Nun kam ich – ist ja auch irgendwie verständlich – unter Druck: Wenn diese Geschichte, nur durch meine bewusste Entscheidung, wiederholbar ist, ich also das Spiel des Anschwellens und Juckens nicht mitspiele, müsste ich es heute ganz einfach wiederholen können. Würde ich das schaffen? Ich muss gestehen, ich war mir dessen nicht sicher.

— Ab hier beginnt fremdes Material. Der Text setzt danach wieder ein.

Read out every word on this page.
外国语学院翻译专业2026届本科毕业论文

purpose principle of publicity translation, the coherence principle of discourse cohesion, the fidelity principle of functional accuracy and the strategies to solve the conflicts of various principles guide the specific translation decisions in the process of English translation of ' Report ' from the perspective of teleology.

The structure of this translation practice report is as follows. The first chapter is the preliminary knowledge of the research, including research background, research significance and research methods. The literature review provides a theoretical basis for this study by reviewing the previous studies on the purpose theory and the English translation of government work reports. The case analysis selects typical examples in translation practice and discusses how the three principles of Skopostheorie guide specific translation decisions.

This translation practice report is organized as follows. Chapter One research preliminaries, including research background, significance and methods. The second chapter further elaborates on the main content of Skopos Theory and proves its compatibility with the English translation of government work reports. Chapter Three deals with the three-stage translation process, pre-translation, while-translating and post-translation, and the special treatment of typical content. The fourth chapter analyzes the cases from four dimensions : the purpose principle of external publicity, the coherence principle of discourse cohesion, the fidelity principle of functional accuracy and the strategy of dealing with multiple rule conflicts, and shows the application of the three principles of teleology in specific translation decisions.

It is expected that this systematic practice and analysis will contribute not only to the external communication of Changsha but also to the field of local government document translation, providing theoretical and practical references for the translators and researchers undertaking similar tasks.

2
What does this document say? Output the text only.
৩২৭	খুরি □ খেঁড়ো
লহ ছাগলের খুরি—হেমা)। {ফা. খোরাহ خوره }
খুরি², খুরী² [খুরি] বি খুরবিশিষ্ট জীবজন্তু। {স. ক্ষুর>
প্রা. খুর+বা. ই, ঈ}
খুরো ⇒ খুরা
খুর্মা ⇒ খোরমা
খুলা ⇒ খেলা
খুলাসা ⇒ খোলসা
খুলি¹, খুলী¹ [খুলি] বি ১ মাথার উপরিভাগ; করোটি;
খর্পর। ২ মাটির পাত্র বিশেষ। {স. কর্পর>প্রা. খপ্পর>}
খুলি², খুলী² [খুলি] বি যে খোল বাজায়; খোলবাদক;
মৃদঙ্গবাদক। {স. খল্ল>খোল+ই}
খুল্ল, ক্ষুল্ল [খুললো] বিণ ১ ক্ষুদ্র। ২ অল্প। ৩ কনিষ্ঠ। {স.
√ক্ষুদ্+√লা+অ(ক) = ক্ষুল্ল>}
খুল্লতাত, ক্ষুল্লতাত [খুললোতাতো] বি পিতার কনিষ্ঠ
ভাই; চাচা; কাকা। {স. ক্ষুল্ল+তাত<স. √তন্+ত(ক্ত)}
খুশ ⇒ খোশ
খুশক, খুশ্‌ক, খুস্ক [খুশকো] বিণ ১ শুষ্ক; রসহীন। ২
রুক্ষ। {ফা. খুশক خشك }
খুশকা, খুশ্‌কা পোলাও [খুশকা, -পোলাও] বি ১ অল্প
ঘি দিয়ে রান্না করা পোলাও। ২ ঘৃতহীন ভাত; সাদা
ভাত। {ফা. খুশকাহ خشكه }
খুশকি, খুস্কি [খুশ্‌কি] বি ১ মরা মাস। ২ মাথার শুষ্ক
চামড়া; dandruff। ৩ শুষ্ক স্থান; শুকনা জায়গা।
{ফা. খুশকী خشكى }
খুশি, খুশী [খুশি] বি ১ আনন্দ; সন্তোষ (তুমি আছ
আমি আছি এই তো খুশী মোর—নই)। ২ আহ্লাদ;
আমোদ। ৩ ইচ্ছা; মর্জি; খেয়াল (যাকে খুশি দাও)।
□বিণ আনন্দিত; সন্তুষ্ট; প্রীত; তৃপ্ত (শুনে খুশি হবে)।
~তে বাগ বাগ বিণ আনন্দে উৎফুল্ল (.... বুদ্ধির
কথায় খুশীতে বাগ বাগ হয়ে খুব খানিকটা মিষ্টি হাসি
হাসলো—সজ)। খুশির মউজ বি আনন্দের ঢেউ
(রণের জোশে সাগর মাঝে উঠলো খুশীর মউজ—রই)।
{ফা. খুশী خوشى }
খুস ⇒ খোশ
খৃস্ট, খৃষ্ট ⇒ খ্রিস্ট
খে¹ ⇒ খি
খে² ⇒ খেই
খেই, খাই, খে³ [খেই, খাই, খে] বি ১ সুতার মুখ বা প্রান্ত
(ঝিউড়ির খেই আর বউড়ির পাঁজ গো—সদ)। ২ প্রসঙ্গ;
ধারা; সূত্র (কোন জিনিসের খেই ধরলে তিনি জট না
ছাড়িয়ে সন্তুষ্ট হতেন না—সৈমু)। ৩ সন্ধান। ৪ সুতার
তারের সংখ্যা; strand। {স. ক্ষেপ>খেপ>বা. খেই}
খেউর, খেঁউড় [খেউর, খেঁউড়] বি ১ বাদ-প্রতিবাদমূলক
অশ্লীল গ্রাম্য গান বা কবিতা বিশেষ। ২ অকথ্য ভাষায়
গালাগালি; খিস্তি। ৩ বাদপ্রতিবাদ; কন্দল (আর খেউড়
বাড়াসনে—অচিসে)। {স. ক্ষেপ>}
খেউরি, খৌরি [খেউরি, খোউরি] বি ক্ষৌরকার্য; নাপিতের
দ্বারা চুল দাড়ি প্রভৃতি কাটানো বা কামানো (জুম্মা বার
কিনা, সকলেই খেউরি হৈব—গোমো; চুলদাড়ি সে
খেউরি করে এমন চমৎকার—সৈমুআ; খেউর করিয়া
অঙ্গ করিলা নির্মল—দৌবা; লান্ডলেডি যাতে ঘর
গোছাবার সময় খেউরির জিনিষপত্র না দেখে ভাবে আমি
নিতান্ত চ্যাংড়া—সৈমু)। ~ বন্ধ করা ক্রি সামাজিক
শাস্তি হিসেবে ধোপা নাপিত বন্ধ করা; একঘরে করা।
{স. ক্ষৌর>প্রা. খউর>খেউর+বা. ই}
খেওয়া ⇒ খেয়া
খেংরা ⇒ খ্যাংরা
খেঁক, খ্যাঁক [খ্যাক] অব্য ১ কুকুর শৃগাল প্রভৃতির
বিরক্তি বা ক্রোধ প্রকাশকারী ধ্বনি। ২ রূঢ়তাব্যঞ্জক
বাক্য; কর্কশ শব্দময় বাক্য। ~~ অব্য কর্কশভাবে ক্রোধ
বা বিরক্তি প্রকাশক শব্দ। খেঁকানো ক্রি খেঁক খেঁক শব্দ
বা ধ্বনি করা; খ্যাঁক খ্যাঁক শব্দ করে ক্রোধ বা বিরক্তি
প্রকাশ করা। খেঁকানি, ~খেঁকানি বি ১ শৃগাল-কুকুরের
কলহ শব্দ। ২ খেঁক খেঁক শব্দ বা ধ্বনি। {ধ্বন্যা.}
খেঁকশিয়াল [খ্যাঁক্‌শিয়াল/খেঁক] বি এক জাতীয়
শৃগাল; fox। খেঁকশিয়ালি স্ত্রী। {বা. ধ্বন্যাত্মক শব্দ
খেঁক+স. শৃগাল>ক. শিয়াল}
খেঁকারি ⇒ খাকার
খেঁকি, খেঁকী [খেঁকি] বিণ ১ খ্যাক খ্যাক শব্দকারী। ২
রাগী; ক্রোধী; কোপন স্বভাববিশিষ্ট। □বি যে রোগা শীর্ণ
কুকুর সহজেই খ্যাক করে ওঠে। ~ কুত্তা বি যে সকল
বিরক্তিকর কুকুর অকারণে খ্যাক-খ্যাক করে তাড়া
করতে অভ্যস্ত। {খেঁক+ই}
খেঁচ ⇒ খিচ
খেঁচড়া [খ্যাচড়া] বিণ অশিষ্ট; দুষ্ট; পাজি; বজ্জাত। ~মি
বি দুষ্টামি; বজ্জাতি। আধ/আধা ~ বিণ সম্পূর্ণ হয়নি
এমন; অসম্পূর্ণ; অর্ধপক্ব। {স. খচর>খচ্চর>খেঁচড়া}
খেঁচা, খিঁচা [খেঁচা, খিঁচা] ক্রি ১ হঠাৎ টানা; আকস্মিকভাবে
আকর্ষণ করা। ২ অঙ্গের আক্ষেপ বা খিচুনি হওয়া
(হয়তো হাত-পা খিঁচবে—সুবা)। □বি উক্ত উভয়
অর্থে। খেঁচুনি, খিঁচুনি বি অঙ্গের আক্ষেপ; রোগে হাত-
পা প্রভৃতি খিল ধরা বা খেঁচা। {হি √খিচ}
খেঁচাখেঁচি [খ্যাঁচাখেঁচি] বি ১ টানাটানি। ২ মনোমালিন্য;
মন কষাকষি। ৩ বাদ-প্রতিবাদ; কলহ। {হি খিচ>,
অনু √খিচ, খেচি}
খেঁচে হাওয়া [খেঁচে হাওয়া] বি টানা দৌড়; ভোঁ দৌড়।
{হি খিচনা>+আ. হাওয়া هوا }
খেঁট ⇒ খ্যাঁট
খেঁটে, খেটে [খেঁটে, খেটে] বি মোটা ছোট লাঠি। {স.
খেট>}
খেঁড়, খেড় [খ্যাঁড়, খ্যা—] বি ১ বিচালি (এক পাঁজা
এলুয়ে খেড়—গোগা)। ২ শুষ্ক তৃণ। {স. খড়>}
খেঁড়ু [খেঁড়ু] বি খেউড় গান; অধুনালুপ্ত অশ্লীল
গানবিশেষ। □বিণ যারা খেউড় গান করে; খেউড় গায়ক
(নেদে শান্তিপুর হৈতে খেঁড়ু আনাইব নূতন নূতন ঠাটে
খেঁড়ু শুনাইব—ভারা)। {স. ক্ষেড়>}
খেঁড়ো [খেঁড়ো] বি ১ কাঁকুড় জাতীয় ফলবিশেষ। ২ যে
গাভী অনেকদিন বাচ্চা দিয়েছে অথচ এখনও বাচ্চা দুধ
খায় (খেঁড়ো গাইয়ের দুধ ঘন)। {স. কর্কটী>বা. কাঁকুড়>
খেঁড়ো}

„Ok, ich nehme diese Herausforderung dankend an!“ Diesmal lief der Film nicht mehr ab, und ich traf wiederum die bewusste Entscheidung, mich aus dem alten Gedankenmuster zu lösen. „Ich will keinen Arm, der geschwollen ist und über Tage juckt! Ich kann das jetzt nicht gebrauchen und überhaupt: Ich bin immun gegen Wespenstiche! Ich bin immun gegen Wespenstiche!“ Und damit liess ich die Sache auf sich beruhen. Ab und an inspizierte ich meinen Unterarm skeptisch. Um mich zu „beruhigen“, wiederholte ich von Zeit zu Zeit die mich unterstützenden Sätze.
Am Abend war klar: Es hat funktioniert! Es hat wirklich wiederum funktioniert! Zum zweiten Mal in meinem ganzen Leben, blieben die unangenehmen Symptome eines Wespenstiches aus.
Aufgrund von Überlieferungen unserer Vorfahren und den daraus resultierenden Überzeugungen, bewahrheiten sich unsere Vorstellungen – so krass, dass wir die Bilder aus den Erzählungen abrufen und sehen können. Damit kreieren wir jedes Mal unbewusst Zustände und Szenarien, die nicht zwingend sein müssten.
Für mich hat sich dieser Satz bewahrheitet und ich werde ihn künftig beherzigen: ÜBERZEUGUNGEN SIND WIRKUNGSVOLLER ALS DIE WIRKLICHKEIT.
Gedanken haben Macht. Wir haben Macht!